If developers and operators are to maintain these high rates in 2018, the 4,000 boutique hotel rooms in New York City would need to attract 1.3 million visitors. According to NYC & Company, 65.1 million visitors are expected this year, which means boutique hotels would need to capture 2% of the market. They comprise 3.5% of the city’s hotel supply, so this seems achievable.

Nothing is guaranteed, of course. Risk factors for boutique hotels and the whole hospitality industry include perception of the U.S. as unfriendly to foreign travelers, stemming from the nation’s current foreign policy and media narrative, exchange rate issues, and the ever-present risk of natural disasters and terrorist threats.

Despite the disruption from Airbnb, occupancy rates for New York City hotels are growing and anticipated to continue in that direction, at least for the near term. The expectation is for the current supply of hotels as well as those scheduled to open in the next few years (22 hotel openings are anticipated in 2018, adding 5,000 rooms) to be fully absorbed by visitors.

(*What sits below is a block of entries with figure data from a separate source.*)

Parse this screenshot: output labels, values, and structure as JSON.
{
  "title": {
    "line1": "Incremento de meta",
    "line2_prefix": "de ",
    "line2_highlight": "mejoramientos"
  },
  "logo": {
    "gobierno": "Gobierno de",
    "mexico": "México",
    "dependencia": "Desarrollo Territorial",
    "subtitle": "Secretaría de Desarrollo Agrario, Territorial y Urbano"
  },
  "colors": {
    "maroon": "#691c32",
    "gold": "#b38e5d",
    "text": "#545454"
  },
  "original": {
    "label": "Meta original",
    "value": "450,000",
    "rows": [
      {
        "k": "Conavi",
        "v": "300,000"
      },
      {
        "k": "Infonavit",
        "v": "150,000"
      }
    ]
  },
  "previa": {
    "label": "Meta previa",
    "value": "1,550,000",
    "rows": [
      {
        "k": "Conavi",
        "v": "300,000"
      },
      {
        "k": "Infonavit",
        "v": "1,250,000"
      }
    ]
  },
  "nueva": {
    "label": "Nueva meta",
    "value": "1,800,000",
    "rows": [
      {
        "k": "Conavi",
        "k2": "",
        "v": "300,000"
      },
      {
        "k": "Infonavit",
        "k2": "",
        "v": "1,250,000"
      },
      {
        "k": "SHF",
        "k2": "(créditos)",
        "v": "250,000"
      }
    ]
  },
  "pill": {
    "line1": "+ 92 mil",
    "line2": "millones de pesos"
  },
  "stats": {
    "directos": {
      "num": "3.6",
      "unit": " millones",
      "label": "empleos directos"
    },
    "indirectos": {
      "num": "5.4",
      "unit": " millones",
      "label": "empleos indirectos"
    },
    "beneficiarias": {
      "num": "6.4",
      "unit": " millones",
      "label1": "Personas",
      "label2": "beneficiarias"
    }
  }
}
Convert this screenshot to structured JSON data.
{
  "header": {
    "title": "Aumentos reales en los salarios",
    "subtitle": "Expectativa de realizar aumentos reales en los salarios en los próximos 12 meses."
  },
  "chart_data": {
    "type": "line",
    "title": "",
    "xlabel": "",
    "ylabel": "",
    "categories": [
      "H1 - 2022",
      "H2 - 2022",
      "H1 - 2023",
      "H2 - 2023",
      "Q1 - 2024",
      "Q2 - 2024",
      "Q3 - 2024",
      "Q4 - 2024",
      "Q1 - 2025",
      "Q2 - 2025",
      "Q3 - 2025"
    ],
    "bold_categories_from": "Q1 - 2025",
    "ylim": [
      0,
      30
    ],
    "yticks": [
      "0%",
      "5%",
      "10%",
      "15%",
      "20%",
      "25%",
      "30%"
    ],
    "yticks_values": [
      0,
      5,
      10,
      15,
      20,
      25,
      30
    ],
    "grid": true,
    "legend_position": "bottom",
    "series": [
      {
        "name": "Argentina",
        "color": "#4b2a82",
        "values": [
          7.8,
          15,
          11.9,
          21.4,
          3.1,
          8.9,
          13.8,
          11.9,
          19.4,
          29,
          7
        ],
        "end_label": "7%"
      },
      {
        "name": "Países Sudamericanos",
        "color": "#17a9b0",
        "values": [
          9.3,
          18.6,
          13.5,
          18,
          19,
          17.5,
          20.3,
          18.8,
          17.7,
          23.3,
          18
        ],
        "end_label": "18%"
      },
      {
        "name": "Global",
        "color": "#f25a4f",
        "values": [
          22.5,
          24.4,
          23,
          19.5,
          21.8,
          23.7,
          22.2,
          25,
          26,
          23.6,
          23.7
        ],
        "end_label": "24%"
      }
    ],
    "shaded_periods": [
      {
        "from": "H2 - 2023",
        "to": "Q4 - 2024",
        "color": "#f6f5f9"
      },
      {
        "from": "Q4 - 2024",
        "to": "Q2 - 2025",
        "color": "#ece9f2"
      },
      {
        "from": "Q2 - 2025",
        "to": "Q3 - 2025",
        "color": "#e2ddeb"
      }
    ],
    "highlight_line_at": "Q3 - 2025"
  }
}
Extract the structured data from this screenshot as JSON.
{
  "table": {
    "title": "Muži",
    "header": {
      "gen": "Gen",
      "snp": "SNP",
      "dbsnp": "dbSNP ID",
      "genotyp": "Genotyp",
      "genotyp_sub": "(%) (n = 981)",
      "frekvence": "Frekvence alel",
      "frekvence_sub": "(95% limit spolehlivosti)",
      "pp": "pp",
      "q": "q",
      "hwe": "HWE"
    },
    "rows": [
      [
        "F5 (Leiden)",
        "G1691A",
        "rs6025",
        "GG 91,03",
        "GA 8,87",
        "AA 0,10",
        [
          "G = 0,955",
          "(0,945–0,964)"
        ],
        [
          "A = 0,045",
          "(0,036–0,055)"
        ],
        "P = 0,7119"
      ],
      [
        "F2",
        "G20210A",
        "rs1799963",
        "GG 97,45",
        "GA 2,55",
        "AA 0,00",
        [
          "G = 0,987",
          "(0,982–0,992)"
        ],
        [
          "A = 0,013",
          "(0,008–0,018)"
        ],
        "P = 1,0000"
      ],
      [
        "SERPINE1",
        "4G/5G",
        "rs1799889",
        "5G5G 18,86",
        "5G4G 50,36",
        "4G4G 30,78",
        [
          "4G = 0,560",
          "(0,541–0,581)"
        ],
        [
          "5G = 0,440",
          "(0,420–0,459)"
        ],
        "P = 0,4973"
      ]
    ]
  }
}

Boutique hotels should enjoy the same occupancy trends. The flip side to this is the average daily rate, which has declined or remained steady throughout 2016 and 2017. However, the first quarter of 2018 was a breakthrough, with hotels experiencing a 3.5% increase in that rate.

The increase in average price per room was led by the luxury hotel class. The pricing for the 713 search results ranged from $53 to nearly $1,000 per night. The recent indicators of the return of “pricing power” to city hoteliers may be a great sign for boutiques.

With the hotel market’s overall positive performance, hotels continue to be an acquisition target for both institutional investors and private equity nationally. As one of the most significant hotel markets globally, New York City remains a key investment target. Hoteliers should focus on differentiating their offerings to attract this investment capital, and a well-designed boutique hotel is the way to do it.